Strolling past a little elementary school in Paris and seeing a plaque on the wall outside with names of the Jewish children who had been taken away from that school during the war, never to return. Just past the plaque a glimpse into the sunny playground where children were happily playing really brought it home.

pauljagman Jan 12th, 2013 08:00 AM

The Camp at Dachau. Very moving.

The beaches at Normandy.

HappyTrvlr Jan 12th, 2013 08:23 AM

Anne Frank House in Amsterdaam.

cigalechanta Jan 12th, 2013 08:26 AM

Oraduer-sur-Glane

http://www.frenchentree.com/france-l...le.asp?ID=1994

annhig Jan 12th, 2013 08:34 AM

And my sister burst into tears upon entering St.
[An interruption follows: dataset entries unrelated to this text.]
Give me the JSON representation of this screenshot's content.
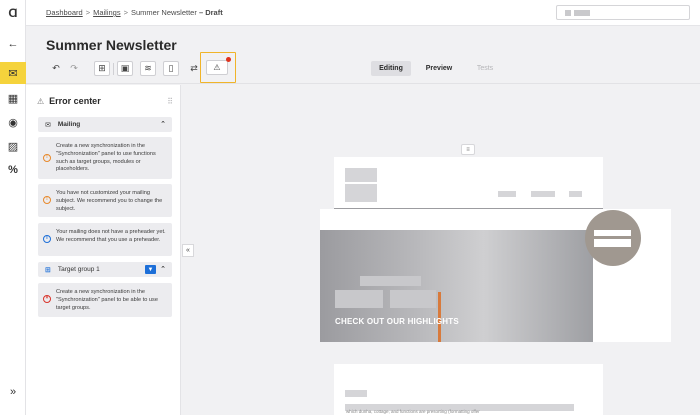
{
  "breadcrumb": {
    "items": [
      "Dashboard",
      "Mailings",
      "Summer Newsletter",
      "Draft"
    ],
    "separator": ">",
    "status_sep": "–"
  },
  "page": {
    "title": "Summer Newsletter"
  },
  "toolbar": {
    "tools": [
      "undo-icon",
      "redo-icon",
      "add-block-icon",
      "image-icon",
      "layers-icon",
      "mobile-icon",
      "link-icon",
      "warning-icon"
    ],
    "undo_glyph": "↶",
    "redo_glyph": "↷",
    "add_glyph": "⊞",
    "image_glyph": "▣",
    "layers_glyph": "≋",
    "mobile_glyph": "▯",
    "link_glyph": "⇄",
    "warning_glyph": "⚠",
    "warning_indicator_color": "#e0321d",
    "highlight_color": "#f0b429"
  },
  "view_modes": {
    "editing": "Editing",
    "preview": "Preview",
    "tests": "Tests",
    "active": "Editing"
  },
  "rail": {
    "logo_glyph": "Ɑ",
    "back_glyph": "←",
    "mail_glyph": "✉",
    "grid_glyph": "▦",
    "eye_glyph": "◉",
    "picture_glyph": "▨",
    "percent_glyph": "%",
    "expand_glyph": "»",
    "accent": "#f5d33c"
  },
  "error_center": {
    "title": "Error center",
    "title_glyph": "⚠",
    "drag_glyph": "⠿",
    "collapse_glyph": "«",
    "sections": [
      {
        "label": "Mailing",
        "icon": "mail-icon",
        "glyph": "✉",
        "chevron": "⌃"
      },
      {
        "label": "Target group 1",
        "icon": "target-group-icon",
        "glyph": "⊞",
        "badge": "▼",
        "chevron": "⌃"
      }
    ],
    "messages": [
      {
        "severity": "warning",
        "glyph": "!",
        "text": "Create a new synchronization in the \"Synchronization\" panel to use functions such as target groups, modules or placeholders."
      },
      {
        "severity": "warning",
        "glyph": "!",
        "text": "You have not customized your mailing subject. We recommend you to change the subject."
      },
      {
        "severity": "info",
        "glyph": "i",
        "text": "Your mailing does not have a preheader yet. We recommend that you use a preheader."
      },
      {
        "severity": "error",
        "glyph": "×",
        "text": "Create a new synchronization in the \"Synchronization\" panel to be able to use target groups."
      }
    ]
  },
  "canvas": {
    "handle_glyph": "≡",
    "hero_text": "CHECK OUT OUR HIGHLIGHTS",
    "footer_snippet": "which dunha, cottage, and functions are presorting (formatting offer"
  }
}
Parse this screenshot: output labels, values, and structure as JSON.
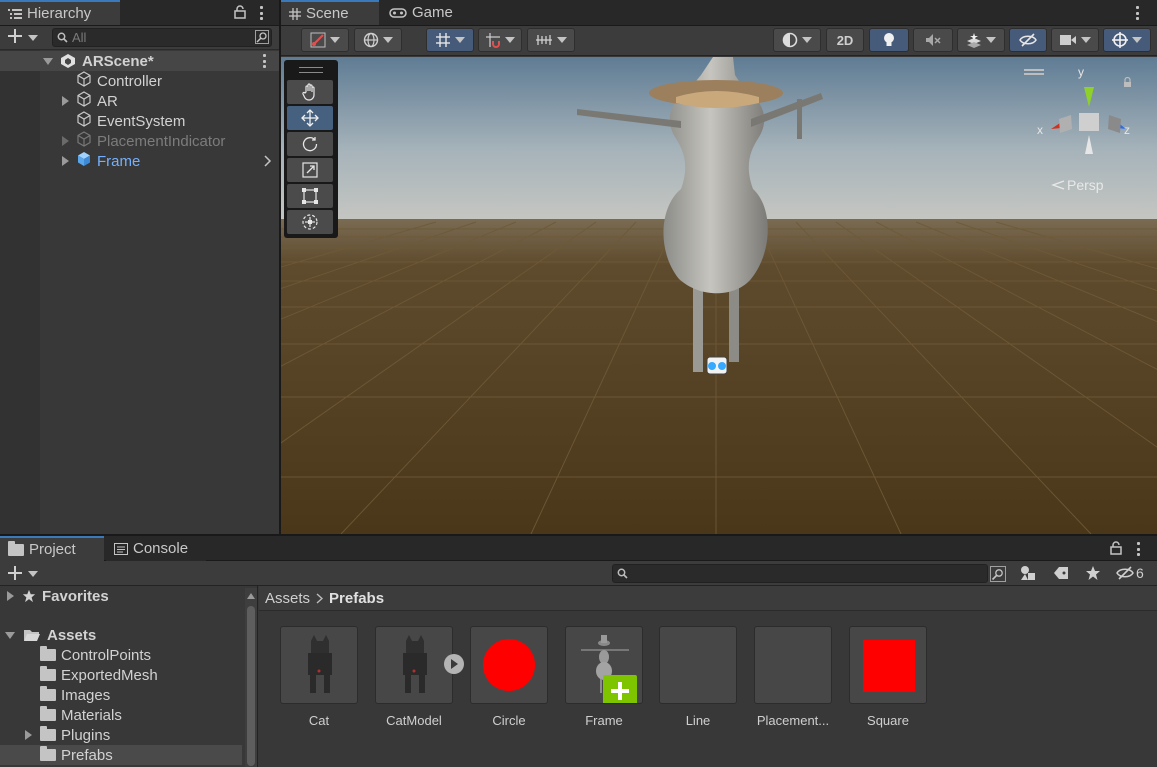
{
  "hierarchy": {
    "tab_label": "Hierarchy",
    "search_placeholder": "All",
    "scene_name": "ARScene*",
    "items": [
      {
        "label": "Controller"
      },
      {
        "label": "AR"
      },
      {
        "label": "EventSystem"
      },
      {
        "label": "PlacementIndicator"
      },
      {
        "label": "Frame"
      }
    ]
  },
  "scene_view": {
    "tab_scene": "Scene",
    "tab_game": "Game",
    "btn_2d": "2D",
    "gizmo_persp": "Persp",
    "gizmo_axes": {
      "x": "x",
      "y": "y",
      "z": "z"
    }
  },
  "project": {
    "tab_project": "Project",
    "tab_console": "Console",
    "hidden_count": "6",
    "breadcrumb_root": "Assets",
    "breadcrumb_current": "Prefabs",
    "favorites_label": "Favorites",
    "assets_label": "Assets",
    "folders": [
      {
        "label": "ControlPoints"
      },
      {
        "label": "ExportedMesh"
      },
      {
        "label": "Images"
      },
      {
        "label": "Materials"
      },
      {
        "label": "Plugins"
      },
      {
        "label": "Prefabs"
      }
    ],
    "assets": [
      {
        "label": "Cat"
      },
      {
        "label": "CatModel"
      },
      {
        "label": "Circle"
      },
      {
        "label": "Frame"
      },
      {
        "label": "Line"
      },
      {
        "label": "Placement..."
      },
      {
        "label": "Square"
      }
    ]
  },
  "colors": {
    "accent_blue": "#3a79bb",
    "selection": "#2c5d87",
    "red_asset": "#ff0000",
    "green_plus": "#7ec500",
    "frame_blue": "#74b0ff"
  }
}
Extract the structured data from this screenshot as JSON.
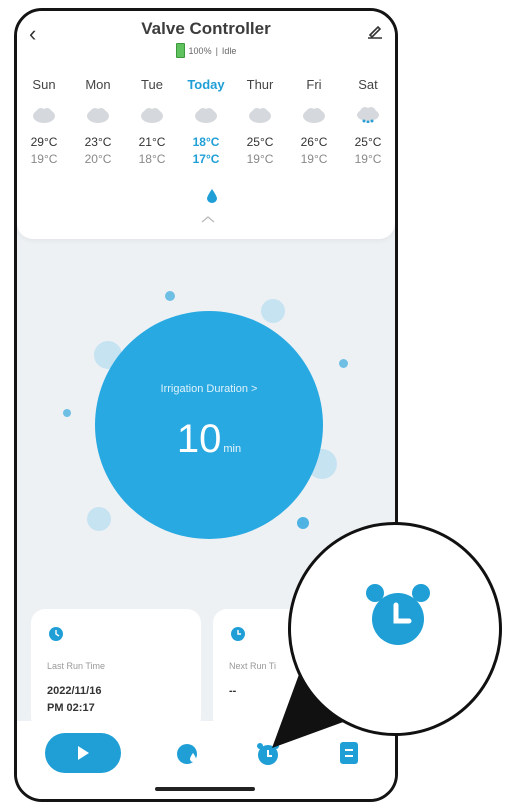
{
  "header": {
    "title": "Valve Controller",
    "battery": "100%",
    "state": "Idle"
  },
  "forecast": [
    {
      "day": "Sun",
      "high": "29°C",
      "low": "19°C",
      "icon": "cloud-icon"
    },
    {
      "day": "Mon",
      "high": "23°C",
      "low": "20°C",
      "icon": "cloud-icon"
    },
    {
      "day": "Tue",
      "high": "21°C",
      "low": "18°C",
      "icon": "cloud-icon"
    },
    {
      "day": "Today",
      "high": "18°C",
      "low": "17°C",
      "icon": "cloud-icon"
    },
    {
      "day": "Thur",
      "high": "25°C",
      "low": "19°C",
      "icon": "cloud-icon"
    },
    {
      "day": "Fri",
      "high": "26°C",
      "low": "19°C",
      "icon": "cloud-icon"
    },
    {
      "day": "Sat",
      "high": "25°C",
      "low": "19°C",
      "icon": "rain-cloud-icon"
    }
  ],
  "irrigation": {
    "label": "Irrigation Duration >",
    "value": "10",
    "unit": "min"
  },
  "last_run": {
    "label": "Last Run Time",
    "date": "2022/11/16",
    "time": "PM 02:17"
  },
  "next_run": {
    "label": "Next Run Ti",
    "value": "--"
  },
  "colors": {
    "accent": "#1f9fd6",
    "circle": "#29a9e1"
  },
  "nav": [
    "play-icon",
    "drop-icon",
    "alarm-clock-icon",
    "log-icon"
  ]
}
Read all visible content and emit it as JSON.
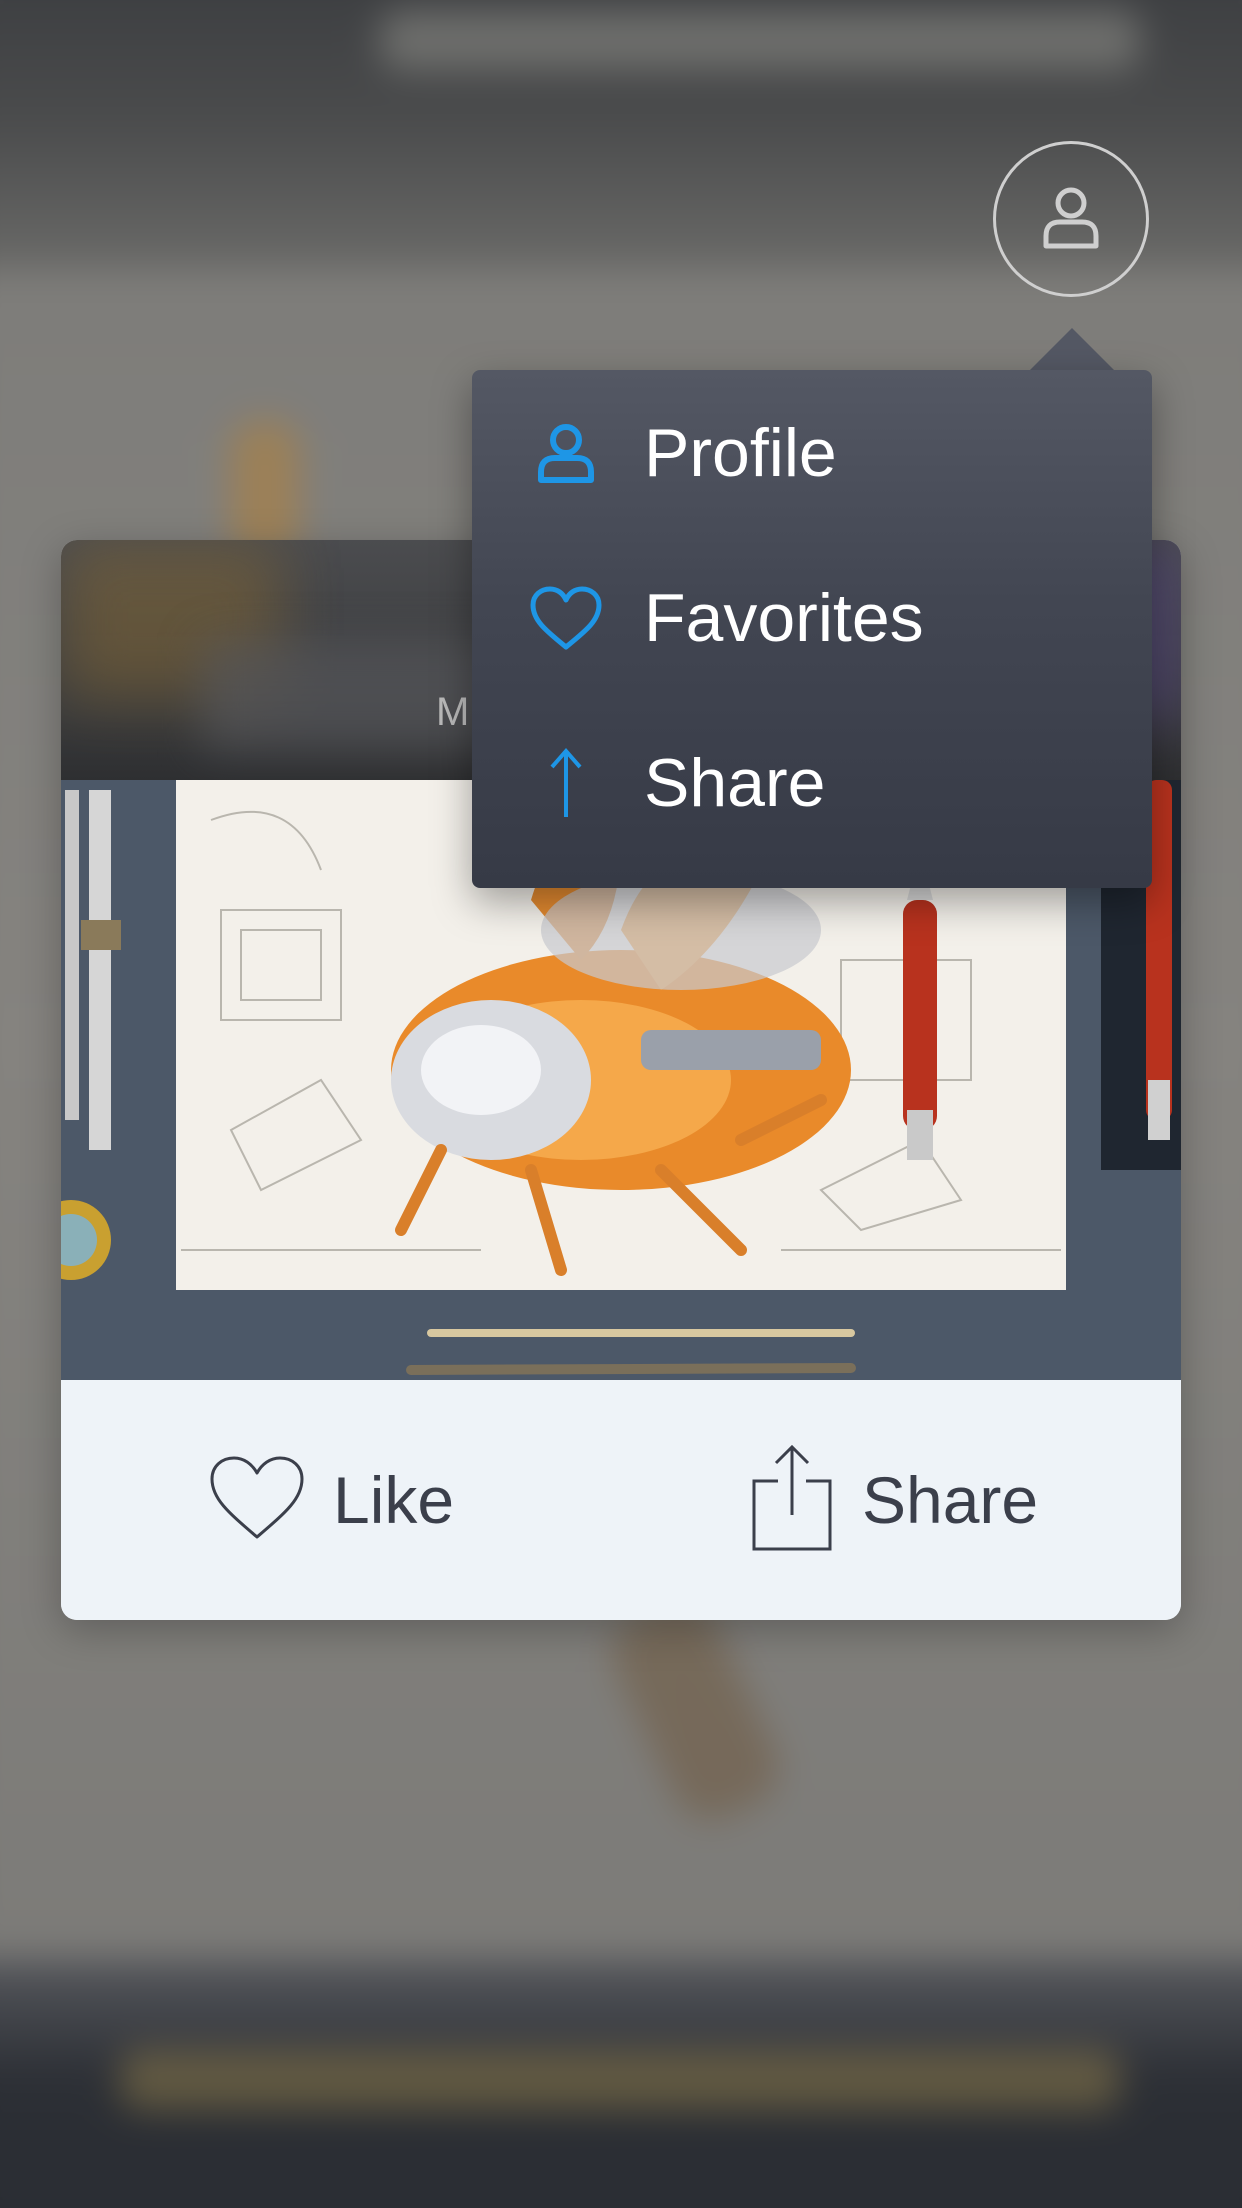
{
  "avatar": {
    "icon": "user-icon"
  },
  "card": {
    "title_partial": "M",
    "actions": {
      "like_label": "Like",
      "share_label": "Share"
    }
  },
  "menu": {
    "items": [
      {
        "label": "Profile",
        "icon": "user-icon"
      },
      {
        "label": "Favorites",
        "icon": "heart-icon"
      },
      {
        "label": "Share",
        "icon": "arrow-up-icon"
      }
    ]
  },
  "colors": {
    "accent": "#1e96e6",
    "menu_bg": "#454955",
    "card_actions_bg": "#eef3f8",
    "action_text": "#3b3f4b"
  }
}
Peter's in Rome for the first time. Seeing her cry, I started to cry too, though I had been in the Basilica several times before.>>

I'd been to St. Peters' before, but burst into tears when we reached the point of the Scavi tour where you are under the grand altar, and they starting singing mass right above my head.

strange, because I'm not in the least bit religious, or so I thought.

and I cried as we sailed up the grand canal as we left Venice after spending a week there with our grown-up children; we had had such a wonderful time together and i doubted that they would want to travel with us again. Actually that has turned out not to be the case, but I didn't know that at the time.